Последняя черта
Шрифт:
На насилие будет всегда один ответ — насилие. Это не закончится никогда и пока губы Алисы шептали "Блять, как они могут?! Это же буквально массовый расстрел!", то сама она понимала, что иного выхода и не было никогда. Днём, неделей, месяцем или годом позже — не важно. Ведь не-люди стреляли без разбора, как сама Алиса презрительно кривилась с любого мента, хотя один буквально спас её от смерти. Не-люди не разделяли на женщин, детей, мужчин и она тоже не разделяла, ставя клеймо на любом из гос служащих, даже если не них самих — так на родственниках.
И всё было так чертовски просто в этой веренице
— Нужно всегда оставаться людьми! Разве нет?!

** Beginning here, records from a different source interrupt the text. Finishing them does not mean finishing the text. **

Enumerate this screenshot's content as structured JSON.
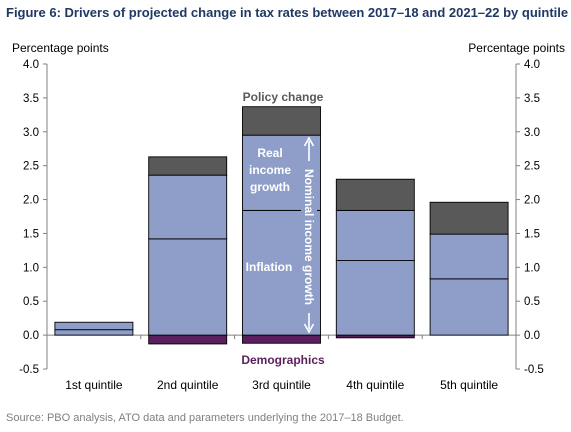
{
  "title": "Figure 6: Drivers of projected change in tax rates between 2017–18 and 2021–22 by quintile",
  "source": "Source: PBO analysis, ATO data and parameters underlying the 2017–18 Budget.",
  "chart_data": {
    "type": "bar",
    "stacked": true,
    "categories": [
      "1st quintile",
      "2nd quintile",
      "3rd quintile",
      "4th quintile",
      "5th quintile"
    ],
    "series": [
      {
        "name": "Demographics",
        "color": "#5b1f5e",
        "values": [
          0.0,
          -0.13,
          -0.12,
          -0.04,
          0.0
        ]
      },
      {
        "name": "Inflation",
        "color": "#8f9ec9",
        "values": [
          0.08,
          1.42,
          1.84,
          1.1,
          0.83
        ]
      },
      {
        "name": "Real income growth",
        "color": "#8f9ec9",
        "values": [
          0.11,
          0.94,
          1.11,
          0.74,
          0.66
        ]
      },
      {
        "name": "Policy change",
        "color": "#595959",
        "values": [
          0.0,
          0.27,
          0.42,
          0.46,
          0.47
        ]
      }
    ],
    "ylabel_left": "Percentage points",
    "ylabel_right": "Percentage points",
    "ylim": [
      -0.5,
      4.0
    ],
    "yticks": [
      "-0.5",
      "0.0",
      "0.5",
      "1.0",
      "1.5",
      "2.0",
      "2.5",
      "3.0",
      "3.5",
      "4.0"
    ],
    "grid": false,
    "annotations": {
      "policy": "Policy change",
      "real_1": "Real",
      "real_2": "income",
      "real_3": "growth",
      "inflation": "Inflation",
      "nominal": "Nominal income growth",
      "demographics": "Demographics"
    }
  }
}
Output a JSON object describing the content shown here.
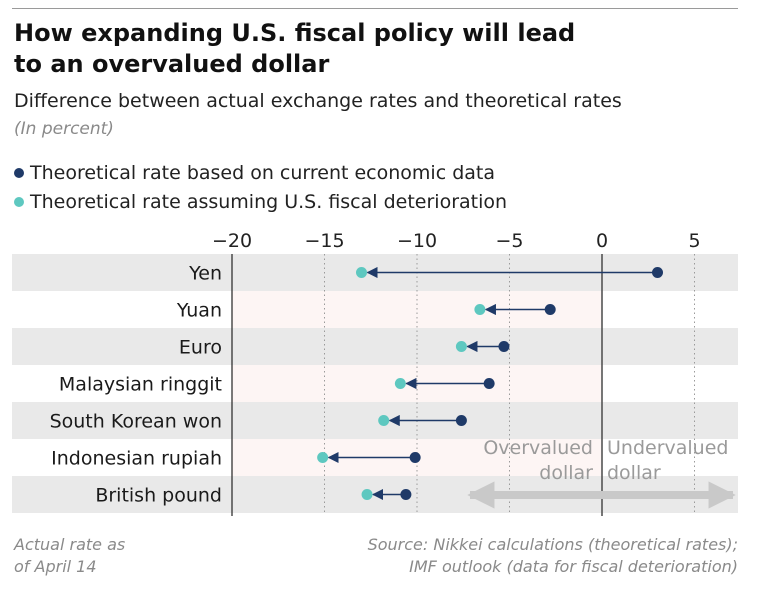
{
  "header": {
    "title_line1": "How expanding U.S. fiscal policy will lead",
    "title_line2": "to an overvalued dollar",
    "subtitle": "Difference between actual exchange rates and theoretical rates",
    "unit": "(In percent)"
  },
  "legend": {
    "current": "Theoretical rate based on current economic data",
    "fiscal": "Theoretical rate assuming U.S. fiscal deterioration"
  },
  "colors": {
    "current": "#1f3a68",
    "fiscal": "#5ec8c0",
    "band": "#e9e9e9",
    "row_pink": "#fdf5f4",
    "zero_line": "#555555",
    "grid": "#9a9a9a",
    "annotation": "#9a9a9a",
    "arrow": "#c9c9c9"
  },
  "chart_data": {
    "type": "dot-arrow",
    "xlim": [
      -20,
      7.2
    ],
    "xticks": [
      -20,
      -15,
      -10,
      -5,
      0,
      5
    ],
    "xtick_labels": [
      "−20",
      "−15",
      "−10",
      "−5",
      "0",
      "5"
    ],
    "categories": [
      "Yen",
      "Yuan",
      "Euro",
      "Malaysian ringgit",
      "South Korean won",
      "Indonesian rupiah",
      "British pound"
    ],
    "series": [
      {
        "name": "Theoretical rate based on current economic data",
        "values": [
          3.0,
          -2.8,
          -5.3,
          -6.1,
          -7.6,
          -10.1,
          -10.6
        ]
      },
      {
        "name": "Theoretical rate assuming U.S. fiscal deterioration",
        "values": [
          -13.0,
          -6.6,
          -7.6,
          -10.9,
          -11.8,
          -15.1,
          -12.7
        ]
      }
    ],
    "annotations": {
      "overvalued_line1": "Overvalued",
      "overvalued_line2": "dollar",
      "undervalued_line1": "Undervalued",
      "undervalued_line2": "dollar"
    }
  },
  "footnotes": {
    "left_line1": "Actual rate as",
    "left_line2": "of April 14",
    "right_line1": "Source: Nikkei calculations (theoretical rates);",
    "right_line2": "IMF outlook (data for fiscal deterioration)"
  }
}
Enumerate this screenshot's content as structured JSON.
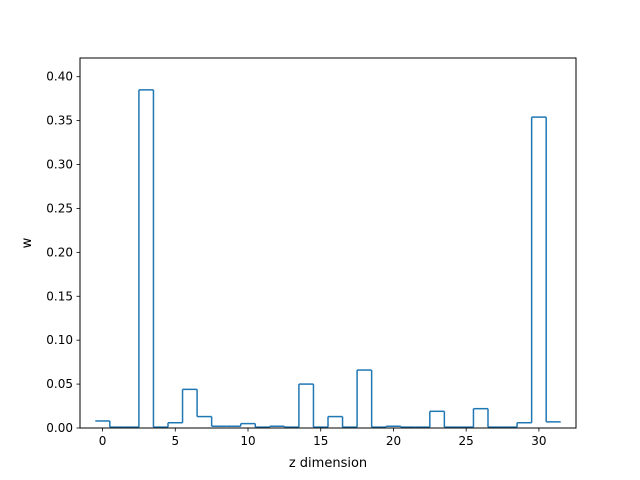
{
  "chart_data": {
    "type": "step",
    "title": "",
    "xlabel": "z dimension",
    "ylabel": "w",
    "xlim": [
      -1.55,
      32.55
    ],
    "ylim": [
      0,
      0.4213
    ],
    "xticks": [
      0,
      5,
      10,
      15,
      20,
      25,
      30
    ],
    "yticks": [
      0.0,
      0.05,
      0.1,
      0.15,
      0.2,
      0.25,
      0.3,
      0.35,
      0.4
    ],
    "ytick_labels": [
      "0.00",
      "0.05",
      "0.10",
      "0.15",
      "0.20",
      "0.25",
      "0.30",
      "0.35",
      "0.40"
    ],
    "grid": false,
    "series": [
      {
        "color": "#1f77b4",
        "x": [
          0,
          1,
          2,
          3,
          4,
          5,
          6,
          7,
          8,
          9,
          10,
          11,
          12,
          13,
          14,
          15,
          16,
          17,
          18,
          19,
          20,
          21,
          22,
          23,
          24,
          25,
          26,
          27,
          28,
          29,
          30,
          31
        ],
        "values": [
          0.008,
          0.001,
          0.001,
          0.385,
          0.001,
          0.006,
          0.044,
          0.013,
          0.002,
          0.002,
          0.005,
          0.001,
          0.002,
          0.001,
          0.05,
          0.001,
          0.013,
          0.001,
          0.066,
          0.001,
          0.002,
          0.001,
          0.001,
          0.019,
          0.001,
          0.001,
          0.022,
          0.001,
          0.001,
          0.006,
          0.354,
          0.007
        ]
      }
    ]
  }
}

Но кто она такая, что бы сделать это? Всё равно не услышат, просто пристрелят, а Таша с Вороном останутся одни.
***
Проклятый сквер остался позади. Каста брела, сунув руки в карманы, натянув на голову капюшон и прятала под него волосы. Шапку с неё сорвали, мобильник канул в кровавую Лету бойни, а самой Алисе было гадко, пусто и отвратительно. Ташу она так и не нашла, не смогла — теперь просто тихо надеялась сквозь ком в горле, что подруга доберётся до назначенного места встречи. Ворон наверняка уже ждал там, курил и переживал, что не может до неё дозвонится. Алиса почти чувствовала его крепкие объятия на себе, почти слышала дыхание и старалась улыбаться.
Но в намеченном дворе никого не было. Даже лавочки возле детской площадки были пустые. Алиса нахмурилась, добрела до ближайшей, но усидеть не смогла даже минуты — принялась наворачивать круги вокруг в надежде что мимо пройдёт кто курящий. Сигареты с зажигалкой отправились вместе с телефоном, только бесполезная связка ключей осталась в кармане тесных джинс.

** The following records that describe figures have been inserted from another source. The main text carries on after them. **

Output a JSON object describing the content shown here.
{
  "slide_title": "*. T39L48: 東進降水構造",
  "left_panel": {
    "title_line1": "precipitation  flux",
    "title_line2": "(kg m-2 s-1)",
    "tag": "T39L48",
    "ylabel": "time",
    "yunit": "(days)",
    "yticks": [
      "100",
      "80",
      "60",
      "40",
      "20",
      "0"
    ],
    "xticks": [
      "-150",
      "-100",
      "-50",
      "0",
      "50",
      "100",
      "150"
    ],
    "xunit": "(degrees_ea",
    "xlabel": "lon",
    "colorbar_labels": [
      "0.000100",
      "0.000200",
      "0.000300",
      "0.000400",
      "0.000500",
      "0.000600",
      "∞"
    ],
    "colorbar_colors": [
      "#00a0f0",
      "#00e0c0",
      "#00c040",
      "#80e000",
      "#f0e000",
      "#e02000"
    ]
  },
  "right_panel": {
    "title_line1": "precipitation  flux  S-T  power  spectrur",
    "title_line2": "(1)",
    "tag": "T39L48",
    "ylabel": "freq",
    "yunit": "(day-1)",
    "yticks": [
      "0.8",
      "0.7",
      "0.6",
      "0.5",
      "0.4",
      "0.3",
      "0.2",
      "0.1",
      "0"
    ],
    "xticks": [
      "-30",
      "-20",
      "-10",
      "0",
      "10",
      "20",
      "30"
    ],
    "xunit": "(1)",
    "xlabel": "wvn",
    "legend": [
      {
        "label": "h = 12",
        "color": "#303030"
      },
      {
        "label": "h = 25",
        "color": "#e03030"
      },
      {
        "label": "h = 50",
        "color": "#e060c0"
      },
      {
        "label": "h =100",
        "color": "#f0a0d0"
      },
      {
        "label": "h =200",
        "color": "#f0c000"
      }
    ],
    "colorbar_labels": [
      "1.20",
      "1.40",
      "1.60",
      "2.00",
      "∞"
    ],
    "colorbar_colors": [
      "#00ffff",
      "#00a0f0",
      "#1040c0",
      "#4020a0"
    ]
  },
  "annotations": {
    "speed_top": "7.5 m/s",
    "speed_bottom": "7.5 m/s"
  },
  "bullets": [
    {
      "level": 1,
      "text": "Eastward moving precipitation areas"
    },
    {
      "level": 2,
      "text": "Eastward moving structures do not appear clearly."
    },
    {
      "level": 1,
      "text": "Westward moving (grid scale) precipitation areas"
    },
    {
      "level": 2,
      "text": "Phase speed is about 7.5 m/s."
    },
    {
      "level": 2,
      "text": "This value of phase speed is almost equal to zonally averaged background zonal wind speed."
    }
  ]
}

— Про... Простите! — она нагнала какую-то женщину, готовая последний час лезть на стену от ощущения тревоги, — У вас закурить не будет?
Женщина даже будто вздрогнула, когда повернулась на неё, окинула оценивающим взглядом и потянулась в карман — протянула пачку тонких, ментоловых.
— Спасибо, — тонкие пальцы выхватили сигарету, приняли протянутую зажигалку.
— А ты не Алиса? — чуть склонив голову, спросила дамочка.
— Алиса.
— А... — женщина запнулась, открыла рот и смотрела на неё с жалостью. Потом опять полезла в карман.
Каста не понимала. Смотрела на запись в соц. сети и не понимала. Волосы чёрные собраны в хвост под затылком, глаза закрыты и будто фотография спящего. Просто прикорнул, потому что задолбался в край, но рядом так же спал Лёха. Алиса сглотнула, чувствуя, как стекленеют глаза.
— Это что?...
— Знаешь, оставь себе, — женщина сунула ей в руки сигареты, зажигалку, — Тебе нужнее, наверное. Мне жаль, правда. Но ты... А, не важно.
Женщина уже убрала сотовый, да и сама ушла, а Алиса так и стояла, глядя перед собой, немного пригнувшись. Не затягивалась, не двигалась и чувствовала, как медленно тухнет, разбивается и теряет даже смысл в очередной раз сделать вдох.
— Солнце... — вырвалось из обветренных, сухих губ вместе со слезой из глаза, когда Алиса моргнула и обвела дворик затуманенным взглядом. — Я же... Почему?...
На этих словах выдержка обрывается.